Everyone is relieved about the temporary ceasefire between Israel and Hamas and hoping it will hold. Pale as it may sound when physical safety is compromised, there’s been a continuous flow of DDoS attacks against Israeli government and business websites during the Gaza crisis.

The latest one I heard about was today’s attack against the major Israel ISP and email provider, Netvision.

News about recent DDoS attacks against major U.S. banks has faded in the background since Hurricane Sandy (although there was one against a major U.S. bank during the hurricane itself). But enterprises need to remember that according to academic researchers and active industry participants, those attacks were sponsored by Middle Eastern criminal organizations that reportedly have the backing of Hamas.

My colleagues Lawrence Orans, John Pescatore, and Anthony Chuvakin have written research on how best to defend against DDoS attacks that I encourage everyone to read. Enterprises and financial institutions also need to stepw up fraud prevention efforts and intelligent security monitoring. Mark Nicolett and I have a research note on this latter subject coming out shortly titled “Mitigating Breaches with Real-Time Discovery.”

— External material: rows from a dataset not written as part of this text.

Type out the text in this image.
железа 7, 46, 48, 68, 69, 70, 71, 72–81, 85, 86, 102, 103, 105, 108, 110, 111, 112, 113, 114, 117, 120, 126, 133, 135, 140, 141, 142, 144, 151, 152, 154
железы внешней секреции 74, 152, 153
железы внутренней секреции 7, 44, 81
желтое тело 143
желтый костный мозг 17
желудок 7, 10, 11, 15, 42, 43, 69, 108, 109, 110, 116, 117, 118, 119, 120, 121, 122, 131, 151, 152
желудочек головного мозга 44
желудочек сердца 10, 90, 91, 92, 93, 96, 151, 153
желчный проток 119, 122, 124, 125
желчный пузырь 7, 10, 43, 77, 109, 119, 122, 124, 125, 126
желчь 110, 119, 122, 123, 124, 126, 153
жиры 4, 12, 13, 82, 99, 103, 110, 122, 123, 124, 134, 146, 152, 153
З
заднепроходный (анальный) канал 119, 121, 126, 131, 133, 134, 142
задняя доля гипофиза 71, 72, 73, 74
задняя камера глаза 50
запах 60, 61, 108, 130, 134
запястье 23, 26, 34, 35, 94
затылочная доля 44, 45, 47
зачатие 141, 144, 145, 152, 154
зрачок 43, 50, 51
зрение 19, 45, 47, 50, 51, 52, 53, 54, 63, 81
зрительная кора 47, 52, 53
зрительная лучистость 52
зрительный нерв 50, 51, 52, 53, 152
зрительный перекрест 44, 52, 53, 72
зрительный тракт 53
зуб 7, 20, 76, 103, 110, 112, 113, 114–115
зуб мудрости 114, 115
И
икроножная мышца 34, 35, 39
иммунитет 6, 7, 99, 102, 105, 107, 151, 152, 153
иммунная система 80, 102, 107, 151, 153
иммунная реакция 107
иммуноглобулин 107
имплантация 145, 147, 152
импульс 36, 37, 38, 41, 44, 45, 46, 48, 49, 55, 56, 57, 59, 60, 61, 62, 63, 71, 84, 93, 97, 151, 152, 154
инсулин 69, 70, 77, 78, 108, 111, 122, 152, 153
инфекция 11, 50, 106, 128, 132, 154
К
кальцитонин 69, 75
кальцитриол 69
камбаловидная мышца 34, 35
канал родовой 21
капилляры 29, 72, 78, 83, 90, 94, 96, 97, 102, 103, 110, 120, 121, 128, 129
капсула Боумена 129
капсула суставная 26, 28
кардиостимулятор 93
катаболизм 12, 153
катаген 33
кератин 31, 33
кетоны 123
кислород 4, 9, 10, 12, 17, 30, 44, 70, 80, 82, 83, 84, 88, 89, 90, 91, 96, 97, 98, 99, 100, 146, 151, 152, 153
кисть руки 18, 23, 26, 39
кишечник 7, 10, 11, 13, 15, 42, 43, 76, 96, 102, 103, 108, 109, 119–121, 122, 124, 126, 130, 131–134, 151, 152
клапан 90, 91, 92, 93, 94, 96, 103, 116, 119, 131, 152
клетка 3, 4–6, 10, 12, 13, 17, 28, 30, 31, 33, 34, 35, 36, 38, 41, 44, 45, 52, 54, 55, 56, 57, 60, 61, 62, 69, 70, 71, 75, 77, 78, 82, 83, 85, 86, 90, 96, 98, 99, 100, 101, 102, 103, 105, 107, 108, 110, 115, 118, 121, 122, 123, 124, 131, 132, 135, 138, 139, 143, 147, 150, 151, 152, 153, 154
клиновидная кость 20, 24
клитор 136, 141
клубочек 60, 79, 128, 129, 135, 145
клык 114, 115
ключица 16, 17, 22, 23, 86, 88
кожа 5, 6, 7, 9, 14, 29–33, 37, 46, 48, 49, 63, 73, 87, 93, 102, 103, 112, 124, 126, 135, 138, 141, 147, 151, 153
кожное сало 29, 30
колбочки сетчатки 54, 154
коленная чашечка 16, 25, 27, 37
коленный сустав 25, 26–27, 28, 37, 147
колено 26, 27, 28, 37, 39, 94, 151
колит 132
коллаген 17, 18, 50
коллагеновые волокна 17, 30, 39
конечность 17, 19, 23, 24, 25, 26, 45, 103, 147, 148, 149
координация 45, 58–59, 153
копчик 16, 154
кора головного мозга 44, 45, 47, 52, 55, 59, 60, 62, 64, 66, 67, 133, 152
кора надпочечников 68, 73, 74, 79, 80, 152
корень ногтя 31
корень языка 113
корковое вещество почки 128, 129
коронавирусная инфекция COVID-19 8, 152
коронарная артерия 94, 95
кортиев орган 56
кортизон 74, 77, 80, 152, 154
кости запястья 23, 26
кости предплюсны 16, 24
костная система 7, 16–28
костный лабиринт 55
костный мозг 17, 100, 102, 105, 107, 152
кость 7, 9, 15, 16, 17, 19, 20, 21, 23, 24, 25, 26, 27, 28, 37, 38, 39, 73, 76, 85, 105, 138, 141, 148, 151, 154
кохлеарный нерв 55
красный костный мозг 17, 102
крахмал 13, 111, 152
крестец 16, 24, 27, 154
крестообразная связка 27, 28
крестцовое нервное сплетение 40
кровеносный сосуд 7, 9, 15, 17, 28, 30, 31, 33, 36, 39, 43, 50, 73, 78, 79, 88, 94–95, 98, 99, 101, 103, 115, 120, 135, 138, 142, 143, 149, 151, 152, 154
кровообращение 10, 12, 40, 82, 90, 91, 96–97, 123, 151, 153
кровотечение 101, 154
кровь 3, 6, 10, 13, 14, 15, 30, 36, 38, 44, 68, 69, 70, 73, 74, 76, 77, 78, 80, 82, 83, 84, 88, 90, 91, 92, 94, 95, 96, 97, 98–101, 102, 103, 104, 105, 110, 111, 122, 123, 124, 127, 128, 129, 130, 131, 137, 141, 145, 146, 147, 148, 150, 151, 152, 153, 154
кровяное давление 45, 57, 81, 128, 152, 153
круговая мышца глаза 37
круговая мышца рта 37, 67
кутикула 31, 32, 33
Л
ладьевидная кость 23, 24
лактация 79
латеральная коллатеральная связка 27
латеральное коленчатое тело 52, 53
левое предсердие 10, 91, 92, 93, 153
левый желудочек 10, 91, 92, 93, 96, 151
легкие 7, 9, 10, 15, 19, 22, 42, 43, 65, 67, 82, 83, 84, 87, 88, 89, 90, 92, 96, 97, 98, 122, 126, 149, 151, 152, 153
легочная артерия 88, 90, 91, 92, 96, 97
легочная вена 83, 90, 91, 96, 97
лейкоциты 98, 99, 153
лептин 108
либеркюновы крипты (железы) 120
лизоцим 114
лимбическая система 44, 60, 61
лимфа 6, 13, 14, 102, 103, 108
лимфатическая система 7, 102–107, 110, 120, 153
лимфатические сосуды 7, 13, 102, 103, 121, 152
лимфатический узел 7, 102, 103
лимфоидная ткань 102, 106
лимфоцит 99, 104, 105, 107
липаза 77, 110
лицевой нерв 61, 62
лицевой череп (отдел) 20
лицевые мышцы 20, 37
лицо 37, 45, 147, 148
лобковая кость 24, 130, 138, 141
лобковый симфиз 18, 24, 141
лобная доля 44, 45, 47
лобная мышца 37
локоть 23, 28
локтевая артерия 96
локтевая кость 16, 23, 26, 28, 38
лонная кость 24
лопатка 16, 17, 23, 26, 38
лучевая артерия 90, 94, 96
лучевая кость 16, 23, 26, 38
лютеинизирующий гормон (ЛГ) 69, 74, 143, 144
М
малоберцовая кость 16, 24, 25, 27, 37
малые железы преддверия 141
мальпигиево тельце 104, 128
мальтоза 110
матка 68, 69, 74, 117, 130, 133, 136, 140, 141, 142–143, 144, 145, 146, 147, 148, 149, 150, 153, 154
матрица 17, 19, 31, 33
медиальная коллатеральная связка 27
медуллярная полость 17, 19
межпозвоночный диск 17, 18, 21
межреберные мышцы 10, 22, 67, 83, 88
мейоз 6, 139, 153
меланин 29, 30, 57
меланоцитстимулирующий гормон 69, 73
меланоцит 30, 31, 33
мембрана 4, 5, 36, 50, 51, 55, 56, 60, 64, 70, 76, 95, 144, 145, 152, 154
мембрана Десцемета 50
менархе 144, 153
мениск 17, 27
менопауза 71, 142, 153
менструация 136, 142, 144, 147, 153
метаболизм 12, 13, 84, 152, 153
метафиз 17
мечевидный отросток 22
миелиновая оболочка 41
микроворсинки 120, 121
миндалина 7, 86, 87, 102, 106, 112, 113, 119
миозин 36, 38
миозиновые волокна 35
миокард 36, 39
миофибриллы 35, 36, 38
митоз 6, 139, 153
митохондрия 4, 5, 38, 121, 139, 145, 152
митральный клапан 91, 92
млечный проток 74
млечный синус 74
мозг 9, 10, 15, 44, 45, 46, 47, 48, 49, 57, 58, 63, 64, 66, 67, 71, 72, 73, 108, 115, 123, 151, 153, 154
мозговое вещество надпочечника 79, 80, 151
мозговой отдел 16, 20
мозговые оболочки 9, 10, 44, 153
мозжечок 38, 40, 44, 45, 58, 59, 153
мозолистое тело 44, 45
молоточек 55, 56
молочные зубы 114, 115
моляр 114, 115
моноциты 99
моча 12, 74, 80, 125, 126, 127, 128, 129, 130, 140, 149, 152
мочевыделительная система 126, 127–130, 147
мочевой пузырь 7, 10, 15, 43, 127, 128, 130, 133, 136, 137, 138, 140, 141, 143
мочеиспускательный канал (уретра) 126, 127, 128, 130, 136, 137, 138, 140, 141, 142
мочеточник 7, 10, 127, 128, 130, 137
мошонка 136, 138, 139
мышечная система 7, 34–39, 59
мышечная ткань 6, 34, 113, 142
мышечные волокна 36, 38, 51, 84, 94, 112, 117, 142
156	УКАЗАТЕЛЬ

At some point, it may take an all out offensive to take down the cyber-attackers. Some of them may be more dangerous than others. But just as relative amateurs wreaked havoc on a region by launching inaccurate missiles out of the Gaza Strip, even amateur cyberattackers create enough noise to be at best troublesome and at worst dangerous. I don’t think it’s wise to dismiss any of them. For now, they are still out there and operating, and haven’t signed any ceasefire agreement.